Aku mencoba acuhkan rasa yang aku alami, aku mencoba memunafikan diri, tak ingin mengakui apa yang tengah terjadi. Bersembunyi pada rasa, berbohong pada hati.

Senja sore itu berbisik padaku beberapa hari kemudian, "Kau tak akan pernah bisa membohongi hatimu, tak ada salahnya dengan rasa, biarkan ia mengalir pada tempatnya, biarkan ia memberi warna baru dalam hidupmu, tak perlu takut, karena aku kan tetap menemanimu."
Hingga akhirnya aku mencoba mengakui pada diri jika rasa itu semakin kuat mencengkeram, semakin yakin rasa itu untuknya saat ia berdiri dengan sinar yang lain, aku cemburu.

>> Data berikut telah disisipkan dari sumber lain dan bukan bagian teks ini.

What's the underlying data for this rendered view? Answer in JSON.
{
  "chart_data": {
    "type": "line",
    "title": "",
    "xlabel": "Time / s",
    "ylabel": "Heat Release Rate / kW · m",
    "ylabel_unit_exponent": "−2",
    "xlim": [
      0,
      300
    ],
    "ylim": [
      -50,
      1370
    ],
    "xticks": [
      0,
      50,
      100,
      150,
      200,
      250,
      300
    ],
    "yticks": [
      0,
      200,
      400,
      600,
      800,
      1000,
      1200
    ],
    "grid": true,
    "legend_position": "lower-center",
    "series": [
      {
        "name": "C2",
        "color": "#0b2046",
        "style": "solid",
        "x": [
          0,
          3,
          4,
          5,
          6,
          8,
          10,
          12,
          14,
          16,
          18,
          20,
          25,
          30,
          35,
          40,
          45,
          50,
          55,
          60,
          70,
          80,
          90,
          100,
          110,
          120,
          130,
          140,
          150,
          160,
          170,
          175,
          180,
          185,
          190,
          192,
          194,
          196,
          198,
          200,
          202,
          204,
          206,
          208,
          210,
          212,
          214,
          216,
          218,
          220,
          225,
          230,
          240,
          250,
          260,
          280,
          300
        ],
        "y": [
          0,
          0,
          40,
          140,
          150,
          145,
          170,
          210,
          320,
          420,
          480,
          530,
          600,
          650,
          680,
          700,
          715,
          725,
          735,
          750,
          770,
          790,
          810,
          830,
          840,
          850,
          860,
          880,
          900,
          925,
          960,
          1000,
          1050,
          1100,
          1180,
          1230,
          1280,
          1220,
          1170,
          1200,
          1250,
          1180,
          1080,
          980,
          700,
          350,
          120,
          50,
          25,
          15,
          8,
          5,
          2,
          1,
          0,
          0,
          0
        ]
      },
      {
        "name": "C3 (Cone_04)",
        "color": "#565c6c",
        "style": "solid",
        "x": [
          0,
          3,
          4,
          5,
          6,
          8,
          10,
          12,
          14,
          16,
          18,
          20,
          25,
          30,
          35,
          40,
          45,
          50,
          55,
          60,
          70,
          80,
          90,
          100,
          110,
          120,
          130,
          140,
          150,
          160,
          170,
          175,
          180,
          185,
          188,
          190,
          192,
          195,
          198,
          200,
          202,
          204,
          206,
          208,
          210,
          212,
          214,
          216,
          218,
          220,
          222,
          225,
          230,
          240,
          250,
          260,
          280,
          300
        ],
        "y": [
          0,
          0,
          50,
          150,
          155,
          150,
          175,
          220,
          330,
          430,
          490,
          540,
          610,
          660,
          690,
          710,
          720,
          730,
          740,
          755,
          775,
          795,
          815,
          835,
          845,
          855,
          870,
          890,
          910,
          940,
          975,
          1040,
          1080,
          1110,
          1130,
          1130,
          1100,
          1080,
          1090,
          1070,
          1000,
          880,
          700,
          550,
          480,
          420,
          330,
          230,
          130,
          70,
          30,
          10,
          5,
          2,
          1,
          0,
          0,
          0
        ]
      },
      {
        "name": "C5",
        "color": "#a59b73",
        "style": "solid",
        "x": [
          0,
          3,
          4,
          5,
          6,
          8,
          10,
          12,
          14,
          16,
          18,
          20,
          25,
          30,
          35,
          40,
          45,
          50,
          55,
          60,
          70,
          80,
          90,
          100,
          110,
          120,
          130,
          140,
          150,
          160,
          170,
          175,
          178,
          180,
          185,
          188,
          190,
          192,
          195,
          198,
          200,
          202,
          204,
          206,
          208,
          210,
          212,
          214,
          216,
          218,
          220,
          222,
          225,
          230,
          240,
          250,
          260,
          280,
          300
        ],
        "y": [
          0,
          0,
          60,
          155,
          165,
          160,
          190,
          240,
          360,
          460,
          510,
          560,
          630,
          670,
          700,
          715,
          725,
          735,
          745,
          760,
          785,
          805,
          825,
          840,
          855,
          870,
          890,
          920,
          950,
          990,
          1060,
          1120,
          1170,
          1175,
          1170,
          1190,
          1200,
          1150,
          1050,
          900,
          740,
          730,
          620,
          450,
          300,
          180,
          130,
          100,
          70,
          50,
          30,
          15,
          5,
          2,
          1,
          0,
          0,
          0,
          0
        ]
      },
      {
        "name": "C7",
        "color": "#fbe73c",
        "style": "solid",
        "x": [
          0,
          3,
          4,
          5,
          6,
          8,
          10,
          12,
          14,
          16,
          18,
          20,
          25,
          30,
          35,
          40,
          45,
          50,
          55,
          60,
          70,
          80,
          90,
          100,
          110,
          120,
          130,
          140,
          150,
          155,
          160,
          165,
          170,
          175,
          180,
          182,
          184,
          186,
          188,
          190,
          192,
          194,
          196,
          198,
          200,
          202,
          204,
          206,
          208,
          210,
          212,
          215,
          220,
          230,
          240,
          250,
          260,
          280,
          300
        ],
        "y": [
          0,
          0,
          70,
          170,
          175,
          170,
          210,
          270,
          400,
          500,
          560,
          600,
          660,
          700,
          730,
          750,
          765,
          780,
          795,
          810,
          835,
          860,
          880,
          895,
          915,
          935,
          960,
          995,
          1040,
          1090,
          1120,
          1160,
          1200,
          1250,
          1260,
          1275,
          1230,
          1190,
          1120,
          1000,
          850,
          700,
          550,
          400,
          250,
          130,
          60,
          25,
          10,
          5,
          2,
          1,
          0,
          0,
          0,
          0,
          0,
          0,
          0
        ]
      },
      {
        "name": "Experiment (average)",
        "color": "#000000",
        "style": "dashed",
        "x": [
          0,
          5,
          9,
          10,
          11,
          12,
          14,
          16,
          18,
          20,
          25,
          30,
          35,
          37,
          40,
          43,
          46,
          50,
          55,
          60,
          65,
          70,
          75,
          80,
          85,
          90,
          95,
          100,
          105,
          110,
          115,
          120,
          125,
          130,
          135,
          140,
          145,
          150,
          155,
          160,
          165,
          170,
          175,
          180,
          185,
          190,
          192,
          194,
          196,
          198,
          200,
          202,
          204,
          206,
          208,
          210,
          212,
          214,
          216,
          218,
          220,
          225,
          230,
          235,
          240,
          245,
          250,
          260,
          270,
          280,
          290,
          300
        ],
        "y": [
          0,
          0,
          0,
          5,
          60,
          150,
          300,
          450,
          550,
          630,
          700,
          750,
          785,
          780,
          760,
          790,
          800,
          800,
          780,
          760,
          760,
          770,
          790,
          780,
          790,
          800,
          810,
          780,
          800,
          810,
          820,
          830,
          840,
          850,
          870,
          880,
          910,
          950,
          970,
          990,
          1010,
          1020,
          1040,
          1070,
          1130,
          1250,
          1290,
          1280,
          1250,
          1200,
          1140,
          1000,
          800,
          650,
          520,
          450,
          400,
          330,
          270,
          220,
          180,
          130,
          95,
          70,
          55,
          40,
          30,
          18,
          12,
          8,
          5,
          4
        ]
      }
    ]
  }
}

Tebing memahami hatiku rupanya, dia berkata "Aku telah memilihmu, maafkan jika aku payah. Tapi aku tak akan berpaling. Aku tau hatimu, aku hanya ingin mendengar lisanmu bercerita tentang kita."

Tebing maafkan aku, seandainya kau tau apa yang sedang aku selami mungkin tak akan kau ucapkan kata jika kau tak akan berpaling. Aku masih menantinya, ia mata air yang aku temukan saat aku merasakan kehausan yang luar biasa, ia mata air yang aku temukan saat aku payah. Aku masih menantinya hingga esok. Sampai akhirnya mata air itu mengering, tak lagi mampu membasahi tenggorokanku.

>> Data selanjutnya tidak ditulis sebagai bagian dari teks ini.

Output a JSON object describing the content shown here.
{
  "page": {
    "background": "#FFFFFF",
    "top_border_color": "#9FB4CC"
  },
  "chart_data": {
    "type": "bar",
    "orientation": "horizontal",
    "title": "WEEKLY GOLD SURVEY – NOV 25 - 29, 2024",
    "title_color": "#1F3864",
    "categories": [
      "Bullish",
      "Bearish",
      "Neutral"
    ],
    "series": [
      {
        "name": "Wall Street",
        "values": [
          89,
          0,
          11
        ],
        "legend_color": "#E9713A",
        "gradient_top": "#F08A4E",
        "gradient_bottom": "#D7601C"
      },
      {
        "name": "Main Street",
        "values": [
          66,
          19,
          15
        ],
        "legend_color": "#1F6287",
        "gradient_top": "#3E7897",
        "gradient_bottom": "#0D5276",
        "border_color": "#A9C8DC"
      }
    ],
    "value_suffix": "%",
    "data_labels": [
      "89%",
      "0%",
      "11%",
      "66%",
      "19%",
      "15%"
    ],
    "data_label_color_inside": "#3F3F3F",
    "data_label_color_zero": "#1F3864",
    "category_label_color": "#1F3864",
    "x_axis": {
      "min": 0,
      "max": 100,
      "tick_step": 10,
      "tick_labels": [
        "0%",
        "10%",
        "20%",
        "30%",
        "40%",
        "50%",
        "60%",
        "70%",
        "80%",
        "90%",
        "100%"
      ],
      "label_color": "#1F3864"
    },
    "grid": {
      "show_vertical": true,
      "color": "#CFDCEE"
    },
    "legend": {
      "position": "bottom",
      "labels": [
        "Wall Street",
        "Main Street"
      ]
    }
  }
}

Dan senja, kau benar aku tak akan pernah bisa membohongi hatiku. Terimakasih untuk tetap menemaniku dengan senyum indah dan keikhlasanmu. Duhai Mentari, terimakasih telah mengajariku untuk tetap tertawa riang sekalipun belahan bumi lainnya mengalami kegelapan, sekalipun sebagian langit lainnya tertutup kesedihan.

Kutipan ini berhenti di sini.